Some media outlets have been given the chance to play 2 campaign missions from Halo 5. Here are some opinions based on those builds. I say those builds, since they are not finite, and can still change.
Polygon
The result is a game that doesn't feel new yet, necessarily, but it does feel evolved. So far Halo 5 has a more active feel to it, with more seeming options at any given moment due in part to the new abilities at your disposal at any given moment as opposed to the sort of revolving door of temporary abilities that Halo: Reach or Halo 4 would bestow upon you.
The point is that I felt like I was more active moment to moment in Halo 5 than I needed to be in Halos prior. It felt good. It felt good enough for me to get drawn in and enjoy my time with Halo 5 an awful lot despite some caution flags and actual twinges of disappointment at what I was seeing.
So. I'm excited by what I've played so far, excited to dive into a Halo that feels like a leap forward. It's just that part of me hopes it's more than that, and I don't know if it will be.
Eurogamer
In an effort to make a mark on the series, 343 has added a greater sense of verticality to proceedings with Halo 5. And nooks and crannies. So, upon entering said goldfish bowl, there are ledges to climb up to, rock walls to bust through, flanking positions up there and everywhere, and hidden paths in which power weapons may be found. Halo's always had huge levels complete with plenty of nooks and crannies, but with Halo 5 I felt like I was digging about more, hauling myself up, boosting onto a ledge that famous Spartan floating jump wouldn't otherwise reach, then ground pounding into a pack of Grunts from what feels like a mile up. There's plenty to do in a firefight beyond firing weapons - and invariably you'll find it if you look up. Remember, there's no fall damage as a Spartan (343 actually debated the rights and wrongs of this, creative director Tim Longo tells me).

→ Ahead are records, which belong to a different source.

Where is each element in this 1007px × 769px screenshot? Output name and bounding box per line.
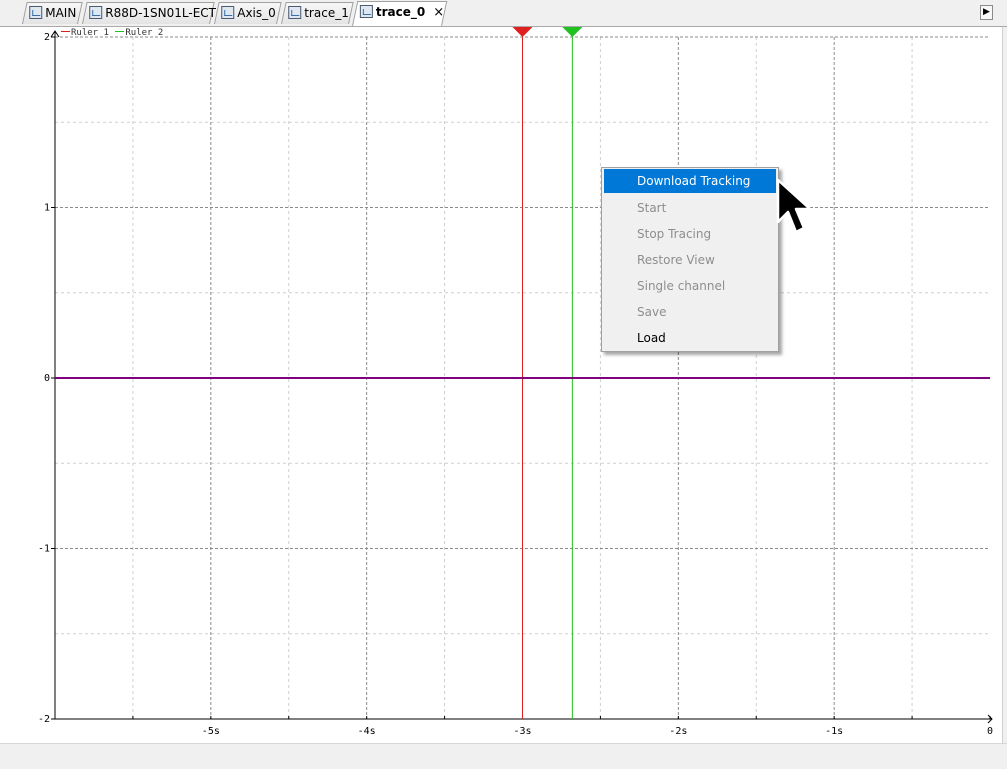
tab-label: R88D-1SN01L-ECT <box>105 6 217 20</box>
x-tick-label: -5s <box>202 726 220 737</box>
tab-label: Axis_0 <box>237 6 276 20</box>
axis-icon <box>221 6 235 19</box>
y-tick-label: -2 <box>38 714 50 725</box>
x-tick-label: -2s <box>669 726 687 737</box>
ruler2-legend-label: Ruler 2 <box>125 28 164 38</box>
close-icon[interactable]: × <box>433 5 444 20</box>
trace-chart[interactable]: -5s -4s -3s -2s -1s 0 -2 -1 0 1 2 Ruler 1 Ruler 2 <box>0 27 1002 743</box>
menu-item-restore-view[interactable]: Restore View <box>604 247 776 273</box>
ruler1-swatch <box>61 31 70 32</box>
x-tick-label: -3s <box>513 726 531 737</box>
menu-item-save[interactable]: Save <box>604 299 776 325</box>
ruler2-swatch <box>115 31 125 32</box>
menu-item-download-tracking[interactable]: Download Tracking <box>604 169 776 193</box>
tab-r88d[interactable]: R88D-1SN01L-ECT <box>82 2 217 24</box>
editor-tab-bar: MAIN R88D-1SN01L-ECT Axis_0 trace_1 trac… <box>0 0 1007 27</box>
x-tick-label: -1s <box>825 726 843 737</box>
tab-axis0[interactable]: Axis_0 <box>214 2 282 24</box>
menu-item-start[interactable]: Start <box>604 195 776 221</box>
status-bar <box>0 743 1007 769</box>
tab-label: MAIN <box>45 6 77 20</box>
ruler-marker <box>512 27 533 37</box>
tab-label: trace_1 <box>304 6 349 20</box>
menu-item-stop-tracing[interactable]: Stop Tracing <box>604 221 776 247</box>
trace-icon <box>359 5 373 18</box>
ruler-legend: Ruler 1 Ruler 2 <box>60 28 163 38</box>
right-splitter[interactable] <box>1002 27 1007 743</box>
mouse-pointer-icon <box>776 178 812 234</box>
ruler1-legend-label: Ruler 1 <box>71 28 109 38</box>
trace-plot[interactable]: -5s -4s -3s -2s -1s 0 -2 -1 0 1 2 <box>0 27 1002 743</box>
program-icon <box>29 6 43 19</box>
tab-trace0[interactable]: trace_0 × <box>352 1 448 26</box>
x-tick-label: 0 <box>987 726 993 737</box>
menu-item-single-channel[interactable]: Single channel <box>604 273 776 299</box>
ruler-marker <box>562 27 583 37</box>
tab-main[interactable]: MAIN <box>22 2 83 24</box>
y-tick-label: 0 <box>44 373 50 384</box>
device-icon <box>89 6 103 19</box>
trace-context-menu: Download Tracking Start Stop Tracing Res… <box>601 167 779 352</box>
tab-trace1[interactable]: trace_1 <box>281 2 354 24</box>
y-tick-label: 1 <box>44 203 50 214</box>
tab-label: trace_0 <box>375 5 426 19</box>
tab-scroll-right-button[interactable]: ▶ <box>980 5 993 20</box>
menu-item-load[interactable]: Load <box>604 325 776 351</box>
y-tick-label: -1 <box>38 544 50 555</box>
x-tick-label: -4s <box>358 726 376 737</box>
y-tick-label: 2 <box>44 32 50 43</box>
trace-icon <box>288 6 302 19</box>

That Kraken fight, though. It has stuck with me. It gives me hope Halo 5's campaign will be what I want from a Halo campaign. I want co-op (the lack of split-screen still stings). I want those late nights messing about on Legendary difficulty with friends. I want shenanigans with Banshees and Warthogs and rocket launchers. I want huge levels in which the crack of Halo's sniper rifle reverberates off of the walls of alien structures before landing in the skull of an Elite half the world away. I want to stick a grenade onto a Ghost and watch it blow from halfway across the map. I want to leap into a firefight and make the goldfish bowl my own. Shoot, grenade, melee, 30 seconds of fun.
This is the spark I'm looking for. Halo 4 was a hugely enjoyable, visually-stunning first-person shooter that burned brightly before fading away not long after launch. I need more from Halo 5. This is Halo, after all.
Gamespot
If Halo 5: Guardians is one extended chase scene, then the universe is our crowded city street. I played through two missions, and they took place in vastly different environments: a lonely Office of Naval Intelligence facility, and a desert landscape on Sanghelios, the home planet of Halo's bipedal Elites. And these missions dwarf any others in the franchise. Halo: Reach succeeded by placing us amid raging battles, and Halo 3: ODST's open world departed from the linearity of previous campaigns--but Halo 5's scale is something more.
In fact, the Kraken occupied so much of the map that I assumed it was just part of the background. But it wasn't--a call came over the radio, and destroying the goliath became our main priority. So we jumped into nearby fighter ships, destroyed a dozen turrets on the Kraken's upper deck, descended into its bowels, and destroyed it from the inside. This encounter lasted 10 minutes.
The juxtaposition between these developing relationships and the battles they're placed in didn't feel forced, at least not in the two missions I played. Halo 4 told an endearing, emotional story between Chief and Cortana, and as 343 Studios' second original Halo title, I'm interested to see if that will carry over in Halo 5's final release, and extend the longevity of the already prolific series.
Large scales battles, long missions, and hopefully a great story line. Halo 5 is going to be good.